Ahlers saw himself as a poet (in contrast to the writer ), more precisely as a local poet . In German studies he is seen today as a representative of a blood-and-soil literature and as a folk author . However, he differs from many of his contemporaries in his forward-looking optimism , which was not exactly typical of other authors in the Third Reich. The two artist novels Tomas Torsten and I see you in a thousand pictures are about the artist who can only be absorbed in the national community and who has to free himself from constraints such as religion and pity. His landscape novels Das wide Land and Zwischen den Wassern are caught in the mysticism of nature and shaped by Darwinist and racist motifs. Although Ahlers is clearly committed to the party line at the time, there are hardly any current political events in his works. The play Erde (1935) is probably his clearest political statement. The play is a plea for " euthanasia " in the sense of National Socialist racial hygiene . Ahlers also used racial stereotypes that corresponded to the then common Aryan ideal.
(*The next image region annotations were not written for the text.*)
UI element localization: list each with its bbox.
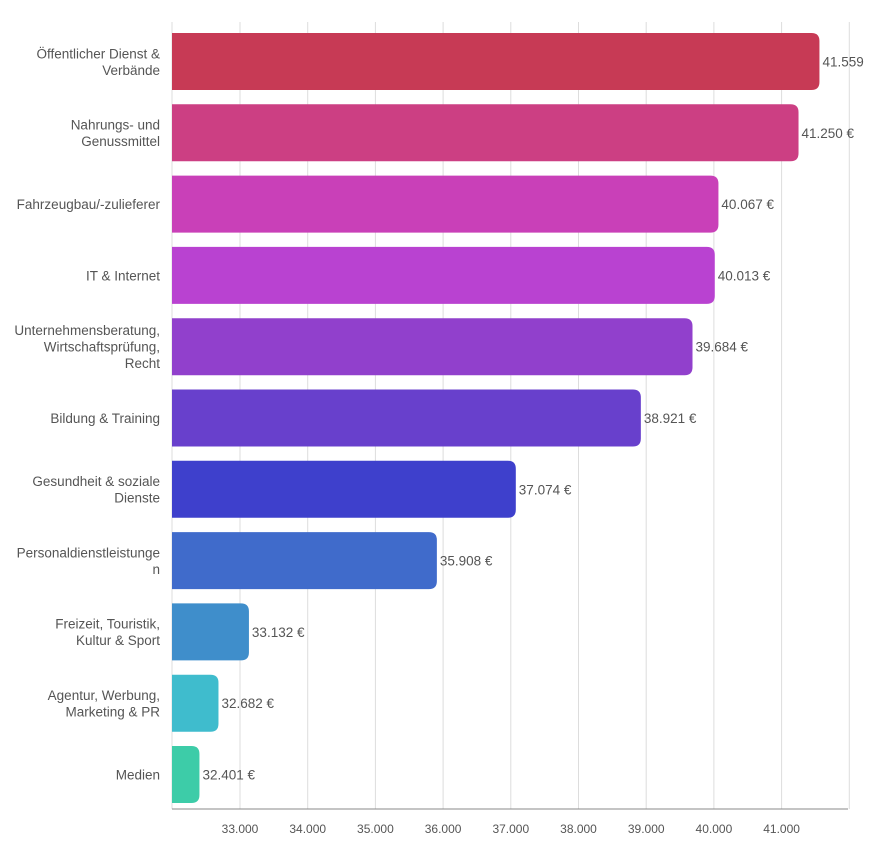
bar-value-label: 41.559 — [822, 55, 863, 70]
category-label-line: Personaldienstleistunge — [17, 545, 160, 560]
category-label-line: Unternehmensberatung, — [14, 323, 160, 338]
bar — [172, 175, 719, 233]
category-label-line: Marketing & PR — [65, 704, 160, 719]
x-tick-label: 38.000 — [560, 822, 597, 836]
category-label: Freizeit, Touristik, Kultur & Sport — [55, 617, 160, 649]
bar — [172, 246, 715, 304]
bar — [172, 603, 249, 661]
bar — [172, 33, 820, 90]
bar — [172, 318, 693, 376]
category-label: IT & Internet — [86, 268, 160, 283]
bar — [172, 460, 516, 518]
category-label-line: Öffentlicher Dienst & — [36, 46, 160, 61]
bar-value-label: 40.067 € — [721, 197, 774, 212]
x-tick-label: 41.000 — [763, 822, 800, 836]
category-label: Agentur, Werbung, Marketing & PR — [48, 688, 161, 720]
axis-layer: 33.000 34.000 35.000 36.000 37.000 38.000 39.0… — [172, 808, 848, 836]
category-label-line: Agentur, Werbung, — [48, 688, 160, 703]
category-label-line: Gesundheit & soziale — [32, 474, 160, 489]
category-label-line: n — [152, 562, 160, 577]
category-label: Fahrzeugbau/-zulieferer — [17, 197, 161, 212]
x-tick-label: 39.000 — [628, 822, 665, 836]
bar-layer — [172, 33, 820, 803]
bar-value-label: 35.908 € — [440, 554, 493, 569]
category-label-line: IT & Internet — [86, 268, 160, 283]
x-tick-label: 33.000 — [222, 822, 259, 836]
bar-value-label: 32.682 € — [221, 696, 274, 711]
bar-value-label: 33.132 € — [252, 625, 305, 640]
bar-value-label: 32.401 € — [202, 768, 255, 783]
bar-value-label: 39.684 € — [696, 340, 749, 355]
bar — [172, 104, 799, 162]
category-label-line: Kultur & Sport — [76, 633, 160, 648]
bar-value-label: 40.013 € — [718, 268, 771, 283]
category-label-line: Freizeit, Touristik, — [55, 617, 160, 632]
category-label-line: Bildung & Training — [50, 411, 160, 426]
bar-value-label: 41.250 € — [802, 126, 855, 141]
category-label-line: Dienste — [114, 491, 160, 506]
x-tick-label: 37.000 — [492, 822, 529, 836]
category-label: Öffentlicher Dienst & Verbände — [36, 46, 160, 78]
category-label: Gesundheit & soziale Dienste — [32, 474, 160, 506]
bar — [172, 389, 641, 447]
x-tick-label: 34.000 — [289, 822, 326, 836]
category-label: Bildung & Training — [50, 411, 160, 426]
x-tick-label: 35.000 — [357, 822, 394, 836]
bar — [172, 746, 200, 803]
label-layer: 41.559 Öffentlicher Dienst & Verbände 41.25… — [14, 46, 863, 782]
bar — [172, 674, 219, 732]
x-tick-label: 40.000 — [696, 822, 733, 836]
category-label: Nahrungs- und Genussmittel — [71, 118, 160, 150]
bar — [172, 532, 437, 590]
bar-value-label: 38.921 € — [644, 411, 697, 426]
category-label-line: Verbände — [102, 63, 160, 78]
category-label-line: Medien — [116, 768, 160, 783]
category-label-line: Nahrungs- und — [71, 118, 160, 133]
category-label: Personaldienstleistunge n — [17, 545, 160, 577]
category-label-line: Genussmittel — [81, 134, 160, 149]
category-label: Unternehmensberatung, Wirtschaftsprüfung,… — [14, 323, 160, 371]
category-label-line: Recht — [125, 356, 161, 371]
category-label: Medien — [116, 768, 160, 783]
category-label-line: Fahrzeugbau/-zulieferer — [17, 197, 161, 212]
x-tick-label: 36.000 — [425, 822, 462, 836]
category-label-line: Wirtschaftsprüfung, — [44, 340, 160, 355]
bar-value-label: 37.074 € — [519, 482, 572, 497]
Ahlers was a German believer . Most of his writings therefore have a hidden reference to neo-paganism .

Fonts

Novels

  • Thomas Torsten . Novel. Braunschweig, Berlin, Hamburg: Westermann 1937.
  • I see you in a thousand pictures. The story of a summer. Novel. Braunschweig: Westermann 1938.
  • The wide country. Novel. Braunschweig, Berlin, Hamburg: Westermann 1940.
  • Between the waters. Chronicle of a landscape. Novel. Braunschweig, Berlin, Hamburg: Westermann 1943.

Short stories

  • Homeland. Five stories. Munich: Kulturpolitischer Verlag 1934.
  • People of the coast. 8 stories. Gütersloh: Bertelsmann 1944.

Plays

  • Earth. Play in four acts and one prelude. Leipzig: The young stage sales / Ralf Steyer Verlag 1935.
  • The way into the ice. Play in four acts. Leipzig: The young stage sales / Ralf Steyer Verlag 1935.
  • Peter plays with fire. Comedy in 6 pictures . In collaboration with Erich Ebermayer . Leipzig: The young stage sales / Ralf Steyer Verlag 1935.
  • The Heele-Krist. A Bernburg game. Leipzig: The young stage sales / Ralf Steyer Verlag 1936.
  • Need called us. Play in four acts. Leipzig: The young stage sales / Ralf Steyer Verlag 1937.
  • Storm on Lehst. Play in four acts. Leipzig: The young stage sales / Ralf Steyer Verlag 1937.
  • Education for Marriage. Comedy in four acts. Leipzig: The young stage sales / Ralf Steyer Verlag 1940.
  • The victim. Acting in 4 acts. Leipzig: The young stage sales / Ralf Steyer Verlag 1941.

literature

  • Christiane Caemmerer: Just one of them. The National Socialist author Rudolf Ahlers . In: Poetry in the Third Reich? On literature in Germany 1933–1945. Edited by Christiane Caemmerer and Walter Delabar. Opladen: Westdeutscher Verlag 1996. pp. 177-192. ISBN 3-531-12738-1

Web links

Individual evidence

  1. Rudolf Ahlers was a grandson of a cousin of the meritorious Neubrandenburg mayor Wilhelm Ahlers (1810–1889).
  2. a b Christiane Caemmerer 1996, p. 177.